But behind that cottage curtain, at any rate, a new and prophetic life had begun. I cannot foretell that child's future, but I know something of its past. The boy may grow up into a criminal, the woman into an outcast, yet the baby was beloved. It came "not in utter nakedness." It found itself heir of the two prime essentials of existence,--life and love. Its first possession was a woman's kiss; and in that heritage the most important need of its career was guaranteed. "An ounce of mother," says the Spanish proverb, "is worth a pound of clergy." Jean Paul says that in life every successive influence affects us less and less, so that the circumnavigator of the globe is less influenced by all the nations he has seen than by his nurse. Well may the child imbibe that reverence for motherhood which is the first need of man.
Where woman is most a slave, she is at least sacred to her son.
The Turkish Sultan must prostrate himself at the door of his mother's apartments, and were he known to have insulted her, it would make his throne tremble. Among the savage African Touaricks, if two parents disagree, it is to the mother that the child's obedience belongs. Over the greater part of the earth's surface, the foremost figures in all temples are the Mother and Child. Christian and Buddhist nations, numbering together two thirds of the world's population, unite in this worship. Into the secrets of the ritual that baby in the window had already received initiation.

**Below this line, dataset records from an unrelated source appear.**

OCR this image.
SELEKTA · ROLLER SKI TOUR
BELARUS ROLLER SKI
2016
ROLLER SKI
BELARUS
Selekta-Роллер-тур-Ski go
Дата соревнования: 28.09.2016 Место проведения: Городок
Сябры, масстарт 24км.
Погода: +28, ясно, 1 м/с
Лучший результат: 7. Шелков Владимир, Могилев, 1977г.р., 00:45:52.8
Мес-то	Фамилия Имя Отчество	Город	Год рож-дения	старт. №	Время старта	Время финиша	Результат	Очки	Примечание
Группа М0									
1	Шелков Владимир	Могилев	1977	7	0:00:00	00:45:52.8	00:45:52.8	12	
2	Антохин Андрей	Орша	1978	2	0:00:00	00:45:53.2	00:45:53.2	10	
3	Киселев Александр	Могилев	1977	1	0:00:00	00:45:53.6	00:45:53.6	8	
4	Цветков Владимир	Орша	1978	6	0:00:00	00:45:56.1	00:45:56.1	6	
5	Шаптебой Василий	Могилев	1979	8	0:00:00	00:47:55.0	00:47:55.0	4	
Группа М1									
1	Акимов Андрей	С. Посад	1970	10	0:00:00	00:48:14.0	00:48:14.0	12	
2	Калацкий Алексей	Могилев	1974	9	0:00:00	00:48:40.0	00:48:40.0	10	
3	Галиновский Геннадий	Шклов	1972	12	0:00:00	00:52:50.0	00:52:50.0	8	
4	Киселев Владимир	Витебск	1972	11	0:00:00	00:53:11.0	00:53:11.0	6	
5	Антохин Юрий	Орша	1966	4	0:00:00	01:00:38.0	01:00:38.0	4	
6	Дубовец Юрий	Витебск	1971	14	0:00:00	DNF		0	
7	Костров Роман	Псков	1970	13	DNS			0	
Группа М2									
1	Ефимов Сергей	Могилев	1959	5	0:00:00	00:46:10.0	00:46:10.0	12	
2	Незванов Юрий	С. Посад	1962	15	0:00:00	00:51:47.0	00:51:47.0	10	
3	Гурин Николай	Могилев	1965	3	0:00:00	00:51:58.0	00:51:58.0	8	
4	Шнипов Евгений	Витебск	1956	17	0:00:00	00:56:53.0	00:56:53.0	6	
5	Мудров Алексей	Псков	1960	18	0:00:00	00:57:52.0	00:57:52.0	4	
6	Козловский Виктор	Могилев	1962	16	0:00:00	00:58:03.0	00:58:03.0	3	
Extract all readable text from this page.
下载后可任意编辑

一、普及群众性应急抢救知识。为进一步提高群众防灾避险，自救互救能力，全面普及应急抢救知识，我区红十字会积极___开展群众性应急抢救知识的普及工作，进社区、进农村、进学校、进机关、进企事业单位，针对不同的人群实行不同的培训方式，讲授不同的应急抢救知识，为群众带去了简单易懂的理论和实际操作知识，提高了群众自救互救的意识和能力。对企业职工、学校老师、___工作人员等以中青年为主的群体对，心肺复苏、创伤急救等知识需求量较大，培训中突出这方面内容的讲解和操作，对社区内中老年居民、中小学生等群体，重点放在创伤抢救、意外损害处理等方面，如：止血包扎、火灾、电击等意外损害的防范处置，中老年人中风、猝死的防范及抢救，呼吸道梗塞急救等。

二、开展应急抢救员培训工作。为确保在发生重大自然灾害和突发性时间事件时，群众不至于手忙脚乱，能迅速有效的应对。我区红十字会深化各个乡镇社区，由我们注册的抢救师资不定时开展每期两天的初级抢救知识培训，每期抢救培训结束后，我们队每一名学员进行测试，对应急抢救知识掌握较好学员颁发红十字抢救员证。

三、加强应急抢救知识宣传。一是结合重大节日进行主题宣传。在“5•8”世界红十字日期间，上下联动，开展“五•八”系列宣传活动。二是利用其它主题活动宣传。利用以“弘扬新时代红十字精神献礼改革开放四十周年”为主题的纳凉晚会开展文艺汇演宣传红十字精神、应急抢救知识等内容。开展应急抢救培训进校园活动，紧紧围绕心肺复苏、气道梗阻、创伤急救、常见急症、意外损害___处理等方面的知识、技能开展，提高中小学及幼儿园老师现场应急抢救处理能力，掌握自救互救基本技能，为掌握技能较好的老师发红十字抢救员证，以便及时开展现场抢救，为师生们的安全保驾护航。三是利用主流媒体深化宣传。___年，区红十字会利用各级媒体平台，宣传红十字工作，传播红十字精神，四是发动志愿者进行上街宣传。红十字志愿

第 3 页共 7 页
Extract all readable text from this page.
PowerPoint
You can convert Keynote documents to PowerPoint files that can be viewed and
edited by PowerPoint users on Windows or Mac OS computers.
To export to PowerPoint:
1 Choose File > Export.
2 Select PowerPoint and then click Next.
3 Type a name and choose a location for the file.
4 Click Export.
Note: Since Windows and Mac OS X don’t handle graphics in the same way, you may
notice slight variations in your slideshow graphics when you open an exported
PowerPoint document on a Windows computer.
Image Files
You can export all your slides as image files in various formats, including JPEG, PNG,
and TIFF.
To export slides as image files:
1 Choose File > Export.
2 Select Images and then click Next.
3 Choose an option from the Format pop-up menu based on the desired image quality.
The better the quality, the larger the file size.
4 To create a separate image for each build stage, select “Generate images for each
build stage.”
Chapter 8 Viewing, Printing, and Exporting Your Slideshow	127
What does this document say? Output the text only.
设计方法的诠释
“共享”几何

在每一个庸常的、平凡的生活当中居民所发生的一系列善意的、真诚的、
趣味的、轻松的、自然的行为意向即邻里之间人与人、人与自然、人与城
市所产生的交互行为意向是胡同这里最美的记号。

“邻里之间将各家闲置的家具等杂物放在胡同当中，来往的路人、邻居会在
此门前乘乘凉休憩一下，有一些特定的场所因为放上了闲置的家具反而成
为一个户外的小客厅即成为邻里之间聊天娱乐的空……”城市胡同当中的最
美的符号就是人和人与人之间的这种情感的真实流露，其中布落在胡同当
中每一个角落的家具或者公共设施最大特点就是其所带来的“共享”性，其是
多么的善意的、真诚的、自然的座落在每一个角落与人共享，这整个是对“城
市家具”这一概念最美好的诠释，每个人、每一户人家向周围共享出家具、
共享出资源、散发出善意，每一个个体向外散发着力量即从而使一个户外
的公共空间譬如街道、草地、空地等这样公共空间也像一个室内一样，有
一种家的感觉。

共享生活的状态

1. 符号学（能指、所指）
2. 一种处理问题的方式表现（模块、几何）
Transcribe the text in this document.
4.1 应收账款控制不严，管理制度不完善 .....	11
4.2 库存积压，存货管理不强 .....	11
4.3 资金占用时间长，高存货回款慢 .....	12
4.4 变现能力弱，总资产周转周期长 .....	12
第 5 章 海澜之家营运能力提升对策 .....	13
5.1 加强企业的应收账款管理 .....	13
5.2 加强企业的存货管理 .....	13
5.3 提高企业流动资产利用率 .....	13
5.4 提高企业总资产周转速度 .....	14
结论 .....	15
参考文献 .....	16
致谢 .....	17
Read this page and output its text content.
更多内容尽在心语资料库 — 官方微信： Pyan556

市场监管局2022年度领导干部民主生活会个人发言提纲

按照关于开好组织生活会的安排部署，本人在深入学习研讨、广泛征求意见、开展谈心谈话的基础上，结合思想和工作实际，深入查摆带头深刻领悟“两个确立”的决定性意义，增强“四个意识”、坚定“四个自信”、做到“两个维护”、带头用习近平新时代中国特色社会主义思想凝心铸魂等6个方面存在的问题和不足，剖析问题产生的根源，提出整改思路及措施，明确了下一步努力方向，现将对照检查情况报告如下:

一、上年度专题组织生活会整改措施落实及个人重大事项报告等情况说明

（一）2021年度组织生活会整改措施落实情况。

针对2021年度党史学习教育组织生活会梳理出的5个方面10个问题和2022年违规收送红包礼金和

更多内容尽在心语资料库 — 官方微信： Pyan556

And how much spiritual influence may in turn have gone forth from that little one! The coarsest father gains a new impulse to labor from the moment of his baby's birth; he scarcely sees it when awake, and yet it is with him all the time. Every stroke he strikes is for his child. New social aims, new moral motives, come vaguely up to him. The London costermonger told Mayhew that he thought every man would like his son or daughter to have a better start in the world than his own. After all, there is no tonic like the affections. Philosophers express wonder that the divine laws should give to some young girl, almost a child, the custody of an immortal soul. But what instruction the baby brings to the mother! She learns patience, self-control, endurance; her very arm grows strong, so that she can hold the dear burden longer than the father can. She learns to understand character, too, by dealing with it. "In training my first children," said a wise mother to me, "I thought that all were born just the same, and that I was wholly responsible for what they should become. Ilearned by degrees that each had a temperament of its own, which I must study before I could teach it." And thus, as the little ones grow older, their dawning instincts guide those of the parents; their questions suggest new answers, and to have loved them is a liberal education.
For the height of heights is love. The philosopher dries into a skeleton like that he investigates, unless love teaches him. He is blind among his microscopes, unless he sees in the humblest human soul a revelation that dwarfs all the world beside. While he grows gray in ignorance among his crucibles, every girlish mother is being illuminated by every kiss of her child. That house is so far sacred, which holds within its walls this new-born heir of eternity. But to dwell on these high mysteries would take us into depths beyond the present needs of mother or of infant, and it is better that the greater part of the baby-life should be that of an animated toy.
Perhaps it is well for all of us that we should live mostly on the surfaces of things and should play with life, to avoid taking it too hard. In a nursery the youngest child is a little more than a doll, and the doll is a little less than a child. What spell does fancy weave on earth like that which the one of these small beings performs for the other? This battered and tattered doll, this shapeless, featureless, possibly legless creature, whose mission it is to be dragged by one arm, or stood upon its head in the bathing-tub, until it finally reverts to the rag-bag whence it came,--what an affluence of breathing life is thrown around it by one touch of dawning imagination! Its little mistress will find all joy unavailing without its sympathetic presence, will confide every emotion to its pen-and-ink ears, and will weep passionate tears if its extremely soiled person is pricked when its clothes are mended. What psychologist, what student of the human heart, has ever applied his subtile analysis to the emotions of a child toward her doll?
I read lately the charming autobiography of a little girl of eight years, written literally from her own dictation. Since "Pet Marjorie" I have seen no such actual self-revelation on the part of a child. In the course of her narration she describes, with great precision and correctness, the travels of the family through Europe in the preceding year, assigning usually the place of importance to her doll, who appears simply as "My Baby."Nothing can be more grave, more accurate, more serious than the whole history, but nothing in it seems quite so real and alive as the doll. "When we got to Nice, I was sick. The next morning the doctor came, and he said I had something that was very much like scarlet fever. Then I had Annie take care of baby, and keep her away, for I was afraid she would get the fever. She used to cry to come to me, but I knew it wouldn't be good for her."What firm judgment is here, what tenderness without weakness, what discreet motherhood! When Christmas came, it appears that baby hung up her stocking with the rest. Her devoted parent had bought for her a slate with a real pencil. Others provided thimble and scissors and bodkin and a spool of thread, and a travelling-shawl with a strap, and a cap with tarletan ruffles.